Dos 1.515 entrevistados, 954 (63,0%) eram mulheres. A idade variou entre 40 e 84 anos, com média de 65 anos e mediana de 66. Os homens apresentaram a mediana da idade igual a 66 anos e as mulheres 65. Nos dois sexos foi maior a proporção de indivíduos de cor da pele branca, posto que 50,6% das mulheres e 58,6% dos homens se autodenominaram brancos. A maior parte da população possuía menos de oito anos de estudo, 78,4% das mulheres e 66,7% dos homens. Quanto à classificação socioeconômica, 62,8% das mulheres eram da classe econômica C, seguida por 23,0% das classes A/B e 14,2% das classes D/E. Entre os homens, 32,3% eram da classe A/B, 59,0% da classe C e apenas 8,7% das classes econômicas D/E.

No que se refere às condições clínicas, mais da metade dos participantes do estudo receberam o diagnóstico da doença há menos de 10 anos. Desses 54,1% eram mulheres e 52,6% homens. A prevalência do uso de insulina no tratamento foi semelhante entre homens e mulheres (23,8% das mulheres e 22,8% dos homens) e a prevalência de HAS foi elevada em ambos os sexos (81,6% das mulheres e 76,% dos homens).

Quanto ao estilo de vida, verificou-se que a prevalência de atividade física regular foi maior entre os homens (25,0%) em comparação as mulheres (19,9%), considerando-se que a realização de dieta para o controle alimentar foi mais frequente entre as mulheres (77,3%). Observou-se que 83,6% dos homens e 87,8% das mulheres apresentaram IMC classificado como sobrepeso ou obesidade. Ainda, o hábito de fumar e ingerir bebidas alcoólicas em excesso foi mais prevalente em homens, 11,8% e 37,4%, respectivamente, enquanto que apenas 6,5% das mulheres referiram fumar e 11,4% ingeriam álcool em quantidades acima do recomendado. A realização dos exames laboratoriais no período recomendado para o controle do DM foi mais frequente para as mulheres, uma vez que 40,8% realizaram a aferição da HbAc1 nos últimos seis meses e 51,8% coletaram os exames relacionados ao perfil lipídico no último ano em relação a 34,0% e 41,5% entre os homens, respectivamente (Tabela 1).

Tabela 1
Distribuição das variáveis relacionadas ao estilo de vida de pessoas com diabetes mellitus segundo o sexo. PR, Brasil, 2012.

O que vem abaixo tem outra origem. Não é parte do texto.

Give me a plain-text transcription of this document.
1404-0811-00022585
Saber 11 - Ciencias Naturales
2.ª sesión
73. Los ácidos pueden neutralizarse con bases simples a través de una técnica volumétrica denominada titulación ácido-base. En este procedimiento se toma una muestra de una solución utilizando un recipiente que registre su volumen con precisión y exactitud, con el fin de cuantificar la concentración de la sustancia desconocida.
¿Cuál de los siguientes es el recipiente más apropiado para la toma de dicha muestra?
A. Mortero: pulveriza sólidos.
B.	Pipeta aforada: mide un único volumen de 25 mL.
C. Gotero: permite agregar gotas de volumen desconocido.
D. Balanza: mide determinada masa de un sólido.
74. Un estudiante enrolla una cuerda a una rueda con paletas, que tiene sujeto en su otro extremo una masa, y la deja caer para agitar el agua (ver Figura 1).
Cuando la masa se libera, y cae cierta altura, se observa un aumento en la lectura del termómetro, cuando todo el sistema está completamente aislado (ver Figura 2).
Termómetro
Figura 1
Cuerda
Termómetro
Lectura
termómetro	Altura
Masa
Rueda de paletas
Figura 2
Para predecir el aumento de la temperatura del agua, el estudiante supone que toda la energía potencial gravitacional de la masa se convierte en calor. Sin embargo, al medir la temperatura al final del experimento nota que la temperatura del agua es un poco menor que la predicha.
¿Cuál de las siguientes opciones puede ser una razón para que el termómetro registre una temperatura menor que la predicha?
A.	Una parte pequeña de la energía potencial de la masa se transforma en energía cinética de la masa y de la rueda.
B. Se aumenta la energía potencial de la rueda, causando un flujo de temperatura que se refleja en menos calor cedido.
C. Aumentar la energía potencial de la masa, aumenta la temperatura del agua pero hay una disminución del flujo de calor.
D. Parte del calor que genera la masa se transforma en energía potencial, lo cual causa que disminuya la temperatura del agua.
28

Em relação ao autocuidado com os pés, as mulheres apresentaram maior prevalência de cuidados necessários para prevenir lesões. Contudo, os homens demonstraram melhores hábitos relacionados ao calçado adequado (62,0%) e a não realização do escalda-pés, uma vez que apenas 10,7% afirmaram ter esse hábito, enquanto que 40,4% das mulheres admitiram essa prática (Tabela 2).

Tabela 2
Distribuição das variáveis de autocuidado com os pés de pessoas com diabetes mellitus de acordo com o sexo. PR, Brasil, 2012.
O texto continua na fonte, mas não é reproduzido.